Der evangelische Prälat Gerd Schmoll schrieb der "Badischen Zeitung", es treffe zu, dass Gerhard Ritter ein "Nationalkonservativer" gewesen sei und seine Vorstellungen zu Staat und Gesellschaft mit heutigen Überzeugungen nicht einfach übereinstimmten. Aber das sei ein allzu unhistorisches Urteil über den Historiker Ritter, über den engagierten evangelischen Christen in der Gemeinde der Freiburger Christuskirche (dies war in der NS-Zeit die Gemeinde der Bekennenden Kirche) und über das Mitglied des mit Carl Friedrich Goerdeler verbundenen Widerstandskreises evangelischer Freiburger Professoren. Diesem Kreis gehörten auch Walter Eucken, Constantin von Dietze und Adolf Lampe an, die Kerngruppe des Freiburger Ordo-Liberalismus. Ritter, von Dietze und Lampe wurden nach dem 20. Juli 1944 wegen ihrer Verbindung zum Verschwörerkreis festgenommen und in das Gefängnis Berlin-Moabit eingeliefert. Sie kamen mit knapper Not davon.

Im Jahr 1954 veröffentlichte Ritter seine Biographie Goerdelers, eine Pionierarbeit der deutschen Widerstandsforschung. In vier umfangreichen Bänden unter dem Titel "Staatskunst und Kriegshandwerk" legte er Untersuchungen zum Problem des preußisch-deutschen "Militarismus" vor, mit denen er seinen Beitrag zur kritischen Revision des deutschen Geschichtsbildes leistete.

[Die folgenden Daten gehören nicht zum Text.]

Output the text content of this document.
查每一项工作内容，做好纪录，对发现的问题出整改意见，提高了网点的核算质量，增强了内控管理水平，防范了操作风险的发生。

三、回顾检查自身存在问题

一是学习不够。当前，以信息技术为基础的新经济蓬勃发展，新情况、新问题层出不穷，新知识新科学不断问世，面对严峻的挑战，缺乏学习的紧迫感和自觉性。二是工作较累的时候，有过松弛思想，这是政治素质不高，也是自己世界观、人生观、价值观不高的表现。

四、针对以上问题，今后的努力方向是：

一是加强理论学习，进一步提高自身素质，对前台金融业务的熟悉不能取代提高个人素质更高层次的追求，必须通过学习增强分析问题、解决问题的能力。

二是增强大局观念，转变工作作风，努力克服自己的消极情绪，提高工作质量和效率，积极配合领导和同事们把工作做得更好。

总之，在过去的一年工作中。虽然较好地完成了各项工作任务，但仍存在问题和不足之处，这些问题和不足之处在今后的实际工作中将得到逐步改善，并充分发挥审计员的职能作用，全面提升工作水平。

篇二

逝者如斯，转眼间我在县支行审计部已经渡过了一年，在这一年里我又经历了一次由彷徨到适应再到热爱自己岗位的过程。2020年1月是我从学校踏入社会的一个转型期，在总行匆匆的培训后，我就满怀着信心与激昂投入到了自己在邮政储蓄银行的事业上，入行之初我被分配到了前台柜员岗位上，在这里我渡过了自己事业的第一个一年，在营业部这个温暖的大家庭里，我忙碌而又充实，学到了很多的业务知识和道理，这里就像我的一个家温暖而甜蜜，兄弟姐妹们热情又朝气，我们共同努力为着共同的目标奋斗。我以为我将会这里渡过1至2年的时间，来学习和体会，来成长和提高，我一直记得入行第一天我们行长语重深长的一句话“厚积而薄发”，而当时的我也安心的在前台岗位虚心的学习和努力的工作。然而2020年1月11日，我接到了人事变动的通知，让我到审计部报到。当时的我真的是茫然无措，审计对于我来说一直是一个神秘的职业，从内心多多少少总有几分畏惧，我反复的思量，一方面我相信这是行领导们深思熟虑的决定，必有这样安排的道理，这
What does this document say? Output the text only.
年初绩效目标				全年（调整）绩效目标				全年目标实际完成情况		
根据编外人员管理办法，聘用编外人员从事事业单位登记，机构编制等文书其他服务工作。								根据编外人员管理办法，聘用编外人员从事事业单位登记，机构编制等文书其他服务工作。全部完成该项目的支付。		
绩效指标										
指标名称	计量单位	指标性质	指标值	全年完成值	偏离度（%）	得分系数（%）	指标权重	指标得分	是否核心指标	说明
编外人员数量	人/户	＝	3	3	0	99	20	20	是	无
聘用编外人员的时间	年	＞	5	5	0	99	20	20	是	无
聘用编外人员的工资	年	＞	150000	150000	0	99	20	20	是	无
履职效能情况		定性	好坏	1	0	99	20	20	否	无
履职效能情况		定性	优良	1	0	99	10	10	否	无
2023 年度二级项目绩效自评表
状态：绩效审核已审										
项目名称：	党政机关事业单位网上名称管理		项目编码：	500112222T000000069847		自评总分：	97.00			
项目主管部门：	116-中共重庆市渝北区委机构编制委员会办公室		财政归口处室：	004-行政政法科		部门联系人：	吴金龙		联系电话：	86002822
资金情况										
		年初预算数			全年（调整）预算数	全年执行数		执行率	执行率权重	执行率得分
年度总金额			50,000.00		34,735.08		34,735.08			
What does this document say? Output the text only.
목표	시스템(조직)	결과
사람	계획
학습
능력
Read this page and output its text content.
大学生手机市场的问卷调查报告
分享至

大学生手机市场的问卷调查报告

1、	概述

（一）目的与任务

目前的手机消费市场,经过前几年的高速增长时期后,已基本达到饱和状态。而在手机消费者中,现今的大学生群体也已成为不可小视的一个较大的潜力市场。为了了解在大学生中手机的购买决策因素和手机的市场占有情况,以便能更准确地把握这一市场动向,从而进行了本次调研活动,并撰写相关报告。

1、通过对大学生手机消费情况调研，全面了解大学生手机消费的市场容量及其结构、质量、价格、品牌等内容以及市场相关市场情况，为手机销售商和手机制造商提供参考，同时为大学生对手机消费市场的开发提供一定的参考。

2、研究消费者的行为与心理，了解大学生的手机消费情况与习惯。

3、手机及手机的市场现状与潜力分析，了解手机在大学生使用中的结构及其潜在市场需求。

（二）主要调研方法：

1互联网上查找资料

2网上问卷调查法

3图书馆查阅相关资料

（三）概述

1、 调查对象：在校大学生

Ähnlich wie Schmoll haben sich auch der ehemalige Propst der Evangelischen Kirche in Israel und in den von Israel besetzten Gebieten der Palästinenser, Karl-Heinz Ronecker, und mit ihm mehr als dreißig Angehörige des Seniorenpfarrkonvents des Freiburger Kirchenbezirks an den Herausgeber der "Badischen Zeitung" und den bisherigen Rektor der Universität, Jäger, gewandt. "Soll nun auch noch", fragt man, "die Erinnerung an Gerhard Ritter ausgelöscht werden, weil er unseren gegenwärtigen Vorstellungen von Demokratie nicht entspricht? Wer von den Frauen und Männern des 20. Juli könnte dann noch, an diesem Maßstab gemessen, bestehen?" Mit diesem Einwand macht Ronecker ebenso zurückhaltend wie treffend auf die Armseligkeit einer in Deutschland um sich greifenden Art der "Vergangenheitsbewältigung" mittels allgemeiner Mitläufer-Verdächtigung aufmerksam, selbst gegenüber den entschiedensten Gegnern Hitlers. Die Verdächtiger bemerken nicht, dass sie selbst im Strom heutiger Verständnis- und Risikolosigkeit mitschwimmen.